So today, 114 years ago, this woman was born. She is Grandma Mitchell. The guy in picture is her son, my dad, Larry. The scary clown paintings in the background tell me this was taken in my Aunt Mitch’s basement circa 1970-ish.

Both of these people have passed, but here’s something I’m thinking about (this is going to be long so please skip out now). My grandma had a pretty crappy life and she was a pretty amazing pianist. Being Irish/Catholic/Drunks who in the Mitchell traditional never talk about bad things, we don’t know the whole story, but something happened early on when she was a little girl and she got orphaned.

Let me back up by going forward.

When I was in second grade, I started crying to have a piano. My father let me cry for a year before he gave in (my Mom still has that piano). It was delivered by two heavy sweaty guys I’m convinced were both named “Ed.” Of course I couldn’t play it.

And of course I had this sweet old grandma who was just that grandma who “didn’t do anything.” The piano came in ’71, yet she came over (she was always old — she looked as she did in this picture when she was 40 and when she died when she was 90 something). She sat down and BURNED THAT FUCKING PIANO. She played like seven pieces after not touched a piano in decades, like Chopin, and did some stride. Pieces I still can’t play today. I was amazed and inspired.

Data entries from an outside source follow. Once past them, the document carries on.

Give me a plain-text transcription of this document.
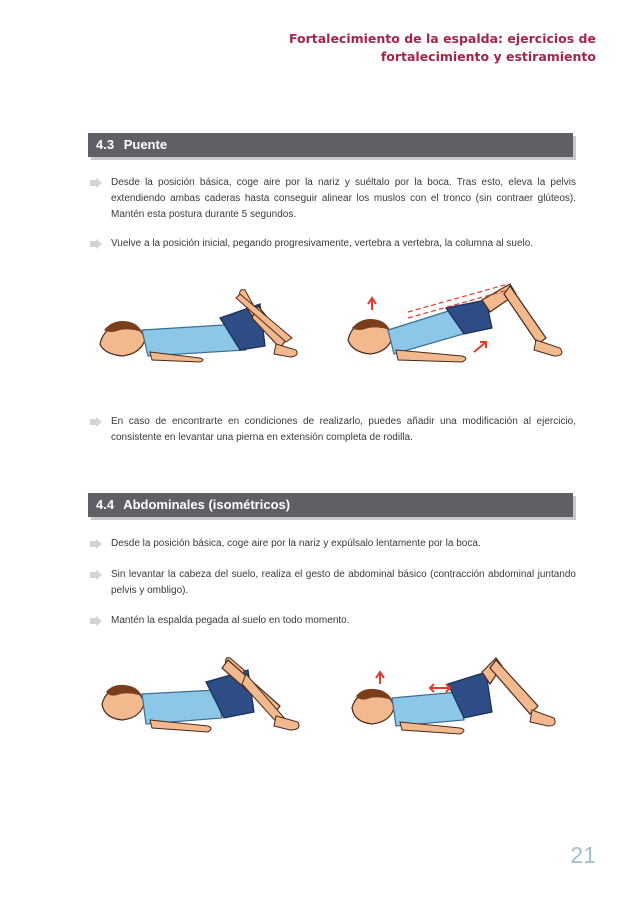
Fortalecimiento de la espalda: ejercicios de
fortalecimiento y estiramiento
4.3 Puente
Desde la posición básica, coge aire por la nariz y suéltalo por la boca. Tras esto, eleva la pelvis extendiendo ambas caderas hasta conseguir alinear los muslos con el tronco (sin contraer glúteos). Mantén esta postura durante 5 segundos.
Vuelve a la posición inicial, pegando progresivamente, vertebra a vertebra, la columna al suelo.
En caso de encontrarte en condiciones de realizarlo, puedes añadir una modificación al ejercicio, consistente en levantar una pierna en extensión completa de rodilla.
4.4 Abdominales (isométricos)
Desde la posición básica, coge aire por la nariz y expúlsalo lentamente por la boca.
Sin levantar la cabeza del suelo, realiza el gesto de abdominal básico (contracción abdominal juntando pelvis y ombligo).
Mantén la espalda pegada al suelo en todo momento.
21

Meanwhile my parents had a sweet gig. Grandma Mitchell would come over to “babysit” me every Saturday night (my siblings Tim and Laurie were a bit older than me and out doing god knows what teenagers did in 75). My parents would go out to parties/bars. Grandma Mitchell and I played cards, would have toast and tea at 10:25, and then watch SNL. After that, why not? Let’s watch channel 30 which played Road movies with Bing and Bob until 2 in the morning. I was 12, an altar boy, due at church the next morning early but fuck it.

I asked her how she got so good at the piano, and being Irish/Catholic/Drunks, she didn’t go into details, but somehow as a little girl she ended up with an evil aunt and uncle. Total Cinderella without the happy ending. She was that indentured Irish slave, and her cousin was a girl her age who was savagely mean to her. They had a piano that she loved and they didn’t let her take lessons, and YELLED at her when they caught her playing it. Still, she managed to teach herself to read music and play well.

At 16 she married to “escape” that, but she married a guy that was kinda funny but couldn’t hold a job and, being Irish/Catholic, took a swig too much. That part was bad, it was a struggle, and she had escaped one bad situation for another not so great one. She never drove a car. She never worked outside the home. But she had two kids, my dad and my aunt, who was named after her, Lillian, but called Mitch. That gal was amazing but back to grandma Mitchell. My dad turned out really well too, considering. Didn’t graduate from high school but really funny and well liked. Always wanted to play the piano.

Grandma Mitchell was one of the several strong women in my life that shaped me.

Her life ended as much as she lived it, sad and painful. She was in a crappy nursing home and completely out of it, and in a lot of discomfort. I was in studying at the KC conservatory and the woman I looked forward to hanging out with on Saturday night I now dreaded visiting on my visit back home. I would sit and try to talk to her and she would not know who I was. At the end, she would see me, roll over, reach out, and just say, “help me. help me.”

Finally I said fuck it, and when I would visit twice a semester, I’d bring my piano music. I would make the nurses get her into the dining hall where there was an old piano, horribly out of tune. And I just fucking played for her. I played her old shit. It was One Flew Over the Coo-Coos Nest, with crazy people dancing and singing in the background, but she would smile.

First you put your two knees close up tight,
Then you sway ’em to the left, then you sway ’em to the right,
Step around the floor kind of nice and light,
Then you twis’ around and twis’ around with all your might,
Stretch your lovin’ arms straight out in space
Then do the Eagle Rock with style and grace
Swing your foot way ’round then bring it back,
Now that’s what I call “Ballin’ the Jack.”

I would play for 30 minutes, kiss her, and leave. I did that for her last three years.

God bless you Grandma Mitchell. Happy birthday wherever you are.